I have created https://reviews.llvm.org/D97568 like you suggested, which was also what I first implemented. I think the code is a bit redundant because we need to check if an expression is MCConstant expression twice, but maybe like you said, we could first fix one case and clean the rest up up bit by bit. |
llvm/lib/Target/ARM/AsmParser/ARMAsmParser.cpp | ||
---|---|---|
1079–1080 |
Which derived class is it without parens in the expression? Maybe we should be checking for either? |
llvm/lib/Target/ARM/AsmParser/ARMAsmParser.cpp | ||
---|---|---|
1079–1080 | I double checked and it turned out they were still considered binary expression. I thought I verified but I'm apparently wrong. I've update the patch in case we want to revisit it in the future. |
llvm/test/MC/ARM/thumb2-branch-ranges.s | ||
---|---|---|
100–101 | My best guess is that the CHECK-NOT checks that none of the supporting assembly generates an error before we get the expected error from the relocations. https://llvm.org/docs/CommandGuide/FileCheck.html#the-check-not-directive I thought maybe this prevents mutliple CHECKs matching on the same error message.

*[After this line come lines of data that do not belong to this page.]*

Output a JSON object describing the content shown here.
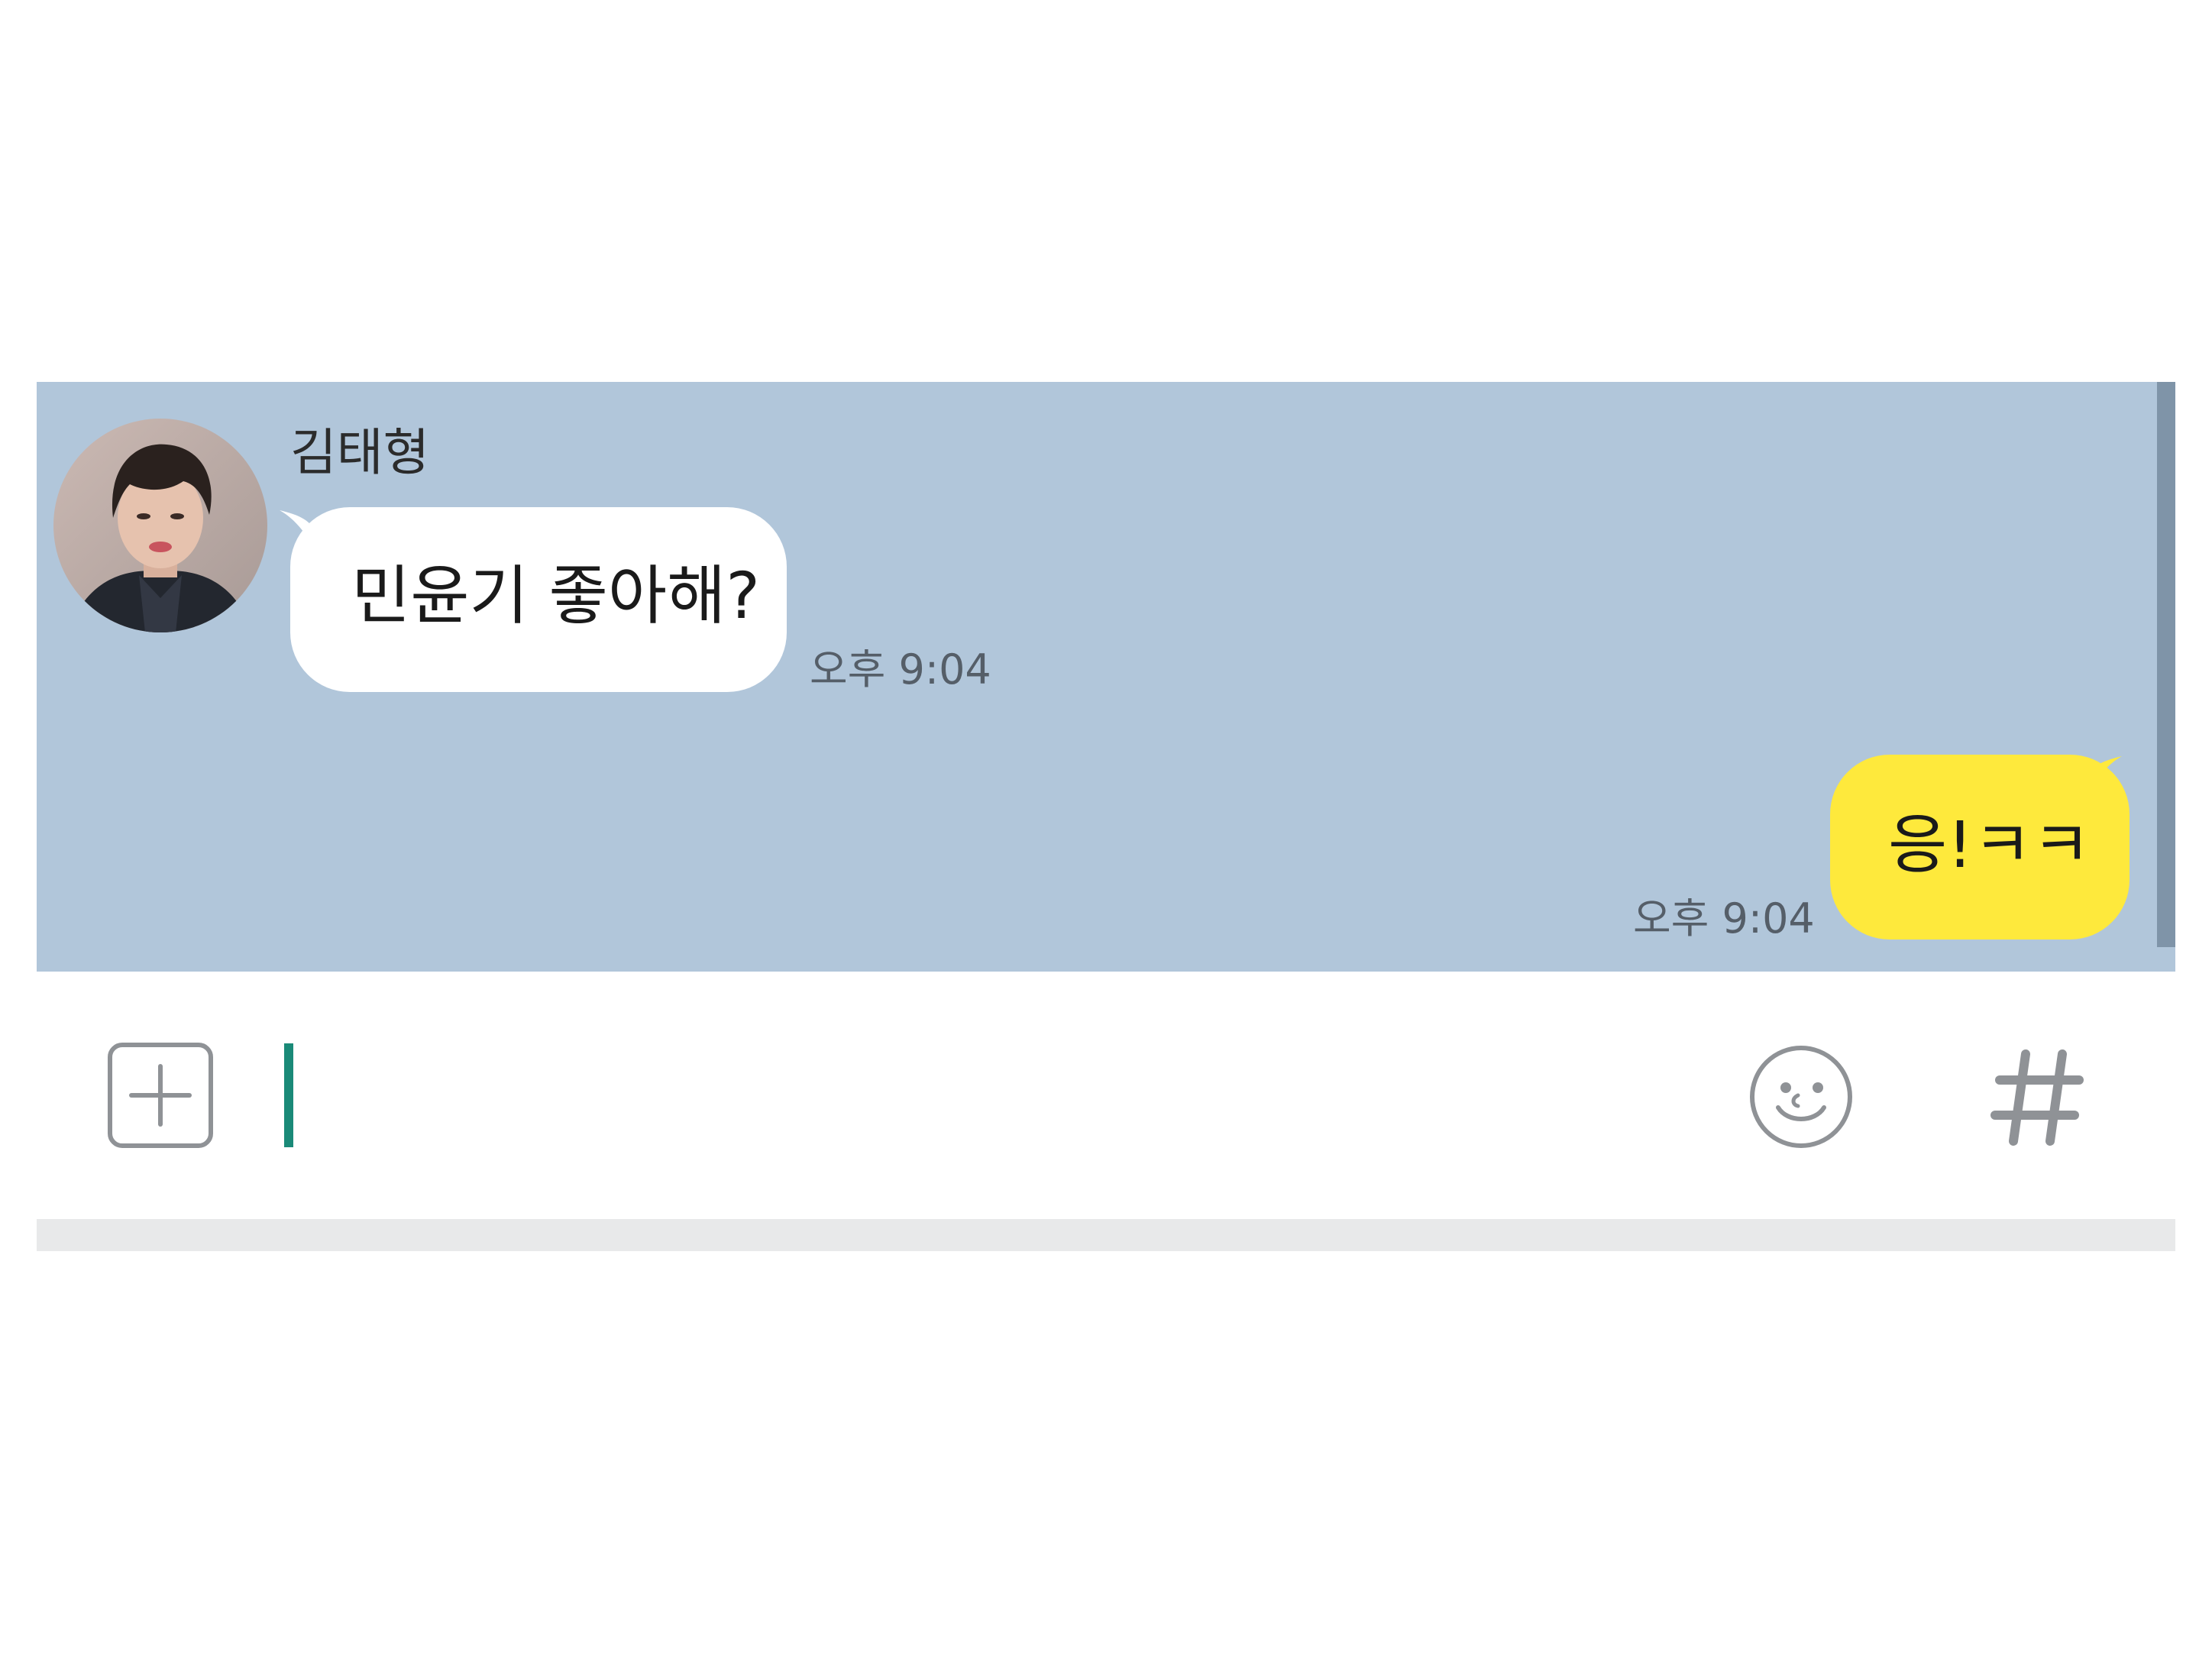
{
  "chat": {
    "background_color": "#b1c6da",
    "incoming": {
      "sender_name": "김태형",
      "message": "민윤기 좋아해?",
      "time": "오후 9:04",
      "bubble_color": "#ffffff"
    },
    "outgoing": {
      "message": "응!ㅋㅋ",
      "time": "오후 9:04",
      "bubble_color": "#fee93c"
    }
  },
  "input_bar": {
    "attach_icon": "plus-square-icon",
    "input_value": "",
    "emoji_icon": "smiley-icon",
    "hash_icon": "hash-icon",
    "caret_color": "#1a8a78"
  }
}
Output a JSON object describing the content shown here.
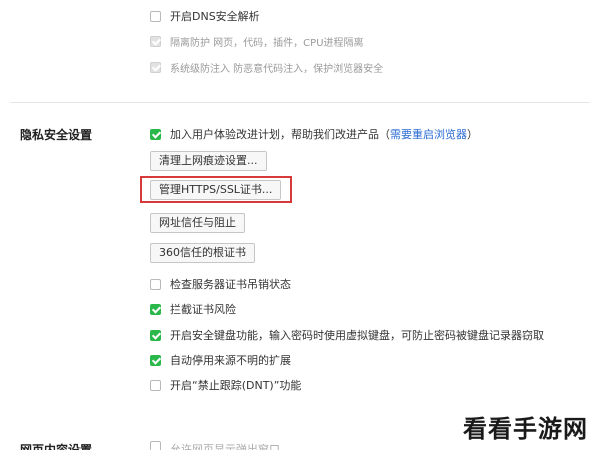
{
  "top_options": [
    {
      "label": "开启DNS安全解析",
      "checked": false,
      "disabled": false
    },
    {
      "label": "隔离防护  网页，代码，插件，CPU进程隔离",
      "checked": true,
      "disabled": true
    },
    {
      "label": "系统级防注入  防恶意代码注入，保护浏览器安全",
      "checked": true,
      "disabled": true
    }
  ],
  "privacy": {
    "title": "隐私安全设置",
    "join_program": {
      "label": "加入用户体验改进计划，帮助我们改进产品（",
      "link": "需要重启浏览器",
      "suffix": "）",
      "checked": true
    },
    "buttons": {
      "clear_traces": "清理上网痕迹设置...",
      "manage_https": "管理HTTPS/SSL证书...",
      "trusted_sites": "网址信任与阻止",
      "root_certs": "360信任的根证书"
    },
    "options": [
      {
        "label": "检查服务器证书吊销状态",
        "checked": false
      },
      {
        "label": "拦截证书风险",
        "checked": true
      },
      {
        "label": "开启安全键盘功能，输入密码时使用虚拟键盘，可防止密码被键盘记录器窃取",
        "checked": true
      },
      {
        "label": "自动停用来源不明的扩展",
        "checked": true
      },
      {
        "label": "开启“禁止跟踪(DNT)”功能",
        "checked": false
      }
    ]
  },
  "next_section": {
    "title": "网页内容设置",
    "first_option": "允许网页显示弹出窗口"
  },
  "watermark": "看看手游网",
  "colors": {
    "checkbox_checked": "#2bb84a",
    "link": "#2a6bd4",
    "highlight": "#d63a3a"
  }
}
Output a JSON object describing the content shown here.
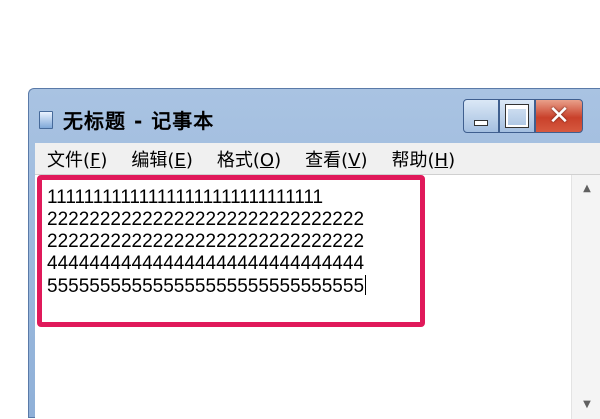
{
  "window": {
    "title": "无标题 - 记事本",
    "controls": {
      "minimize_icon": "minimize-icon",
      "maximize_icon": "maximize-icon",
      "close_icon": "close-icon",
      "close_glyph": "✕"
    }
  },
  "menu": {
    "items": [
      {
        "text": "文件(",
        "key": "F",
        "end": ")"
      },
      {
        "text": "编辑(",
        "key": "E",
        "end": ")"
      },
      {
        "text": "格式(",
        "key": "O",
        "end": ")"
      },
      {
        "text": "查看(",
        "key": "V",
        "end": ")"
      },
      {
        "text": "帮助(",
        "key": "H",
        "end": ")"
      }
    ]
  },
  "editor": {
    "lines": [
      "111111111111111111111111111111",
      "222222222222222222222222222222",
      "222222222222222222222222222222",
      "444444444444444444444444444444",
      "555555555555555555555555555555"
    ],
    "highlight_color": "#e0195a"
  },
  "scrollbar": {
    "up_arrow": "▲",
    "down_arrow": "▼"
  }
}
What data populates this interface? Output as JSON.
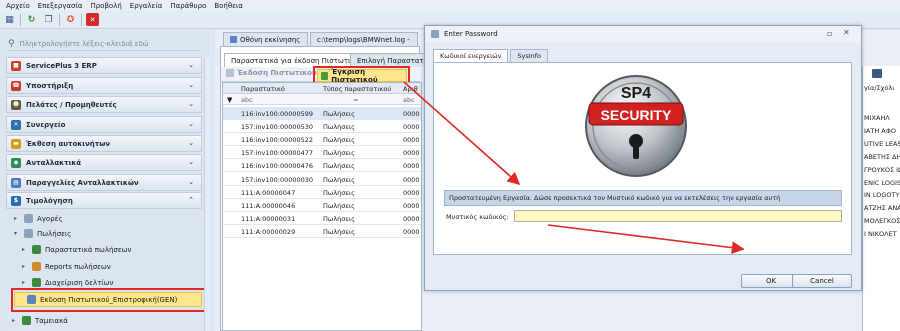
{
  "menu": [
    "Αρχείο",
    "Επεξεργασία",
    "Προβολή",
    "Εργαλεία",
    "Παράθυρο",
    "Βοήθεια"
  ],
  "toolbar_icons": [
    "layout-icon",
    "refresh-icon",
    "window-icon",
    "help-icon",
    "close-icon"
  ],
  "search": {
    "placeholder": "Πληκτρολογήστε λέξεις-κλειδιά εδώ"
  },
  "nav": {
    "items": [
      {
        "label": "ServicePlus 3 ERP",
        "icon": "erp-icon",
        "color": "#d23a2a"
      },
      {
        "label": "Υποστήριξη",
        "icon": "phone-icon",
        "color": "#c0392b"
      },
      {
        "label": "Πελάτες / Προμηθευτές",
        "icon": "people-icon",
        "color": "#6b5a3a"
      },
      {
        "label": "Συνεργείο",
        "icon": "wrench-icon",
        "color": "#2a6fb0"
      },
      {
        "label": "Έκθεση αυτοκινήτων",
        "icon": "car-icon",
        "color": "#d89a1e"
      },
      {
        "label": "Ανταλλακτικά",
        "icon": "parts-icon",
        "color": "#2e8b57"
      },
      {
        "label": "Παραγγελίες Ανταλλακτικών",
        "icon": "orders-icon",
        "color": "#4a7bbf"
      },
      {
        "label": "Τιμολόγηση",
        "icon": "invoice-icon",
        "color": "#2d6cb4"
      }
    ],
    "tree": {
      "agores": "Αγορές",
      "poliseis": "Πωλήσεις",
      "parastatika": "Παραστατικά πωλήσεων",
      "reports": "Reports πωλήσεων",
      "diaxeirisi": "Διαχείριση δελτίων",
      "ekdosi": "Εκδοση Πιστωτικού_Επιστροφική(GEN)",
      "tameiaka": "Ταμειακά"
    }
  },
  "center": {
    "tabs": [
      "Οθόνη εκκίνησης",
      "c:\\temp\\logs\\BMWnet.log -"
    ],
    "subtabs": [
      "Παραστατικά για έκδοση Πιστωτικού",
      "Επιλογή Παραστατικα"
    ],
    "btn_issue": "Έκδοση Πιστωτικού",
    "btn_approve": "Έγκριση Πιστωτικού",
    "columns": [
      "Παραστατικό",
      "Τύπος παραστατικού",
      "Αριθ"
    ],
    "filters": [
      "abc",
      "=",
      "abc"
    ],
    "rows": [
      [
        "116:inv100:00000599",
        "Πωλήσεις",
        "0000"
      ],
      [
        "157:inv100:00000530",
        "Πωλήσεις",
        "0000"
      ],
      [
        "116:inv100:00000522",
        "Πωλήσεις",
        "0000"
      ],
      [
        "157:inv100:00000477",
        "Πωλήσεις",
        "0000"
      ],
      [
        "116:inv100:00000476",
        "Πωλήσεις",
        "0000"
      ],
      [
        "157:inv100:00000030",
        "Πωλήσεις",
        "0000"
      ],
      [
        "111:A:00000047",
        "Πωλήσεις",
        "0000"
      ],
      [
        "111:A:00000046",
        "Πωλήσεις",
        "0000"
      ],
      [
        "111:A:00000031",
        "Πωλήσεις",
        "0000"
      ],
      [
        "111:A:00000029",
        "Πωλήσεις",
        "0000"
      ]
    ],
    "right_col_header": "γία/Σχόλι",
    "right_col": [
      "ΜΙΧΑΗΛ",
      "ΙΑΤΗ ΑΦΟ",
      "UTIVE LEAS",
      "ΑΒΕΤΗΣ ΔΗΙ",
      "ΓΡΟΥΚΟΣ ΙΩΑ",
      "ENIC LOGIST",
      "ΙΝ LOGOTY",
      "ΑΤΖΗΣ ΑΝΑ",
      "ΜΟΛΕΓΚΟΣ",
      "Ι ΝΙΚΟΛΕΤ"
    ]
  },
  "dialog": {
    "title": "Enter Password",
    "tabs": [
      "Κωδικοί ενεργειών",
      "SysInfo"
    ],
    "logo_top": "SP4",
    "logo_text": "SECURITY",
    "message": "Προστατευμένη Εργασία. Δώσε προσεκτικά τον Μυστικό κωδικό για να εκτελέσεις την εργασία αυτή",
    "pw_label": "Μυστικός κωδικός:",
    "pw_value": "",
    "ok": "OK",
    "cancel": "Cancel"
  },
  "colors": {
    "highlight_red": "#e12727",
    "selected_item": "#fbe68a",
    "password_bg": "#fdf8c4"
  }
}
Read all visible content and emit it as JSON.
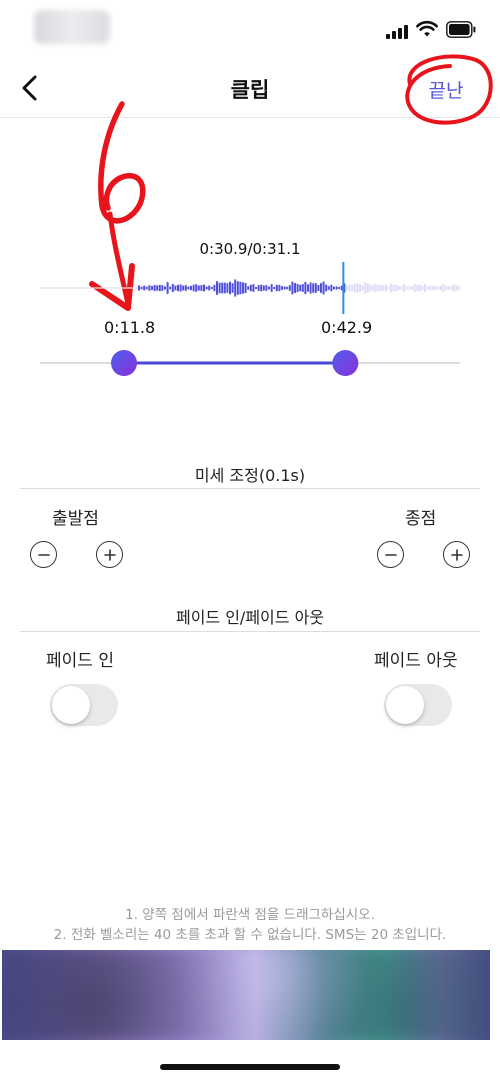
{
  "nav": {
    "title": "클립",
    "done_label": "끝난"
  },
  "clip": {
    "playhead_time": "0:30.9/0:31.1",
    "start_time": "0:11.8",
    "end_time": "0:42.9",
    "range_start_fraction": 0.2,
    "range_end_fraction": 0.727
  },
  "fine_tune": {
    "title": "미세 조정(0.1s)",
    "start_label": "출발점",
    "end_label": "종점"
  },
  "fade": {
    "title": "페이드 인/페이드 아웃",
    "fade_in_label": "페이드 인",
    "fade_out_label": "페이드 아웃",
    "fade_in_on": false,
    "fade_out_on": false
  },
  "annotation": {
    "number": "6"
  },
  "notes": {
    "line1": "1. 양쪽 점에서 파란색 점을 드래그하십시오.",
    "line2": "2. 전화 벨소리는 40 초를 초과 할 수 없습니다. SMS는 20 초입니다."
  },
  "colors": {
    "accent": "#5656d6",
    "waveform_selected": "#5151db",
    "waveform_unselected": "#dcdcf7",
    "playhead": "#2e8ef0",
    "annotation_red": "#e8141b"
  }
}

However we're checking line numbers, for exactly that reason. (even if Filecheck behaves that way, which I'm not sure it does) Probably a case of belt and braces when it was first written but in hindsight not needed. |
llvm/test/MC/ARM/thumb2-branch-ranges.s | ||
---|---|---|
100–101 | Thanks for looking into it. I've removed this line for better clarity. Also unless someone thinks this change is more preferable, I'm closing it in favor of https://reviews.llvm.org/D97568, which is similar to this patch but is limited to b.w instruction. Will update tests there as well. |
I cant help but wonder whether we should leave isSignedOffset as is, and modify decisions to check vs delay up into the relevant call site? All of these is<Something> checks for operands have nice symmetry, so it's curious to disturb it just for isSignedOffset.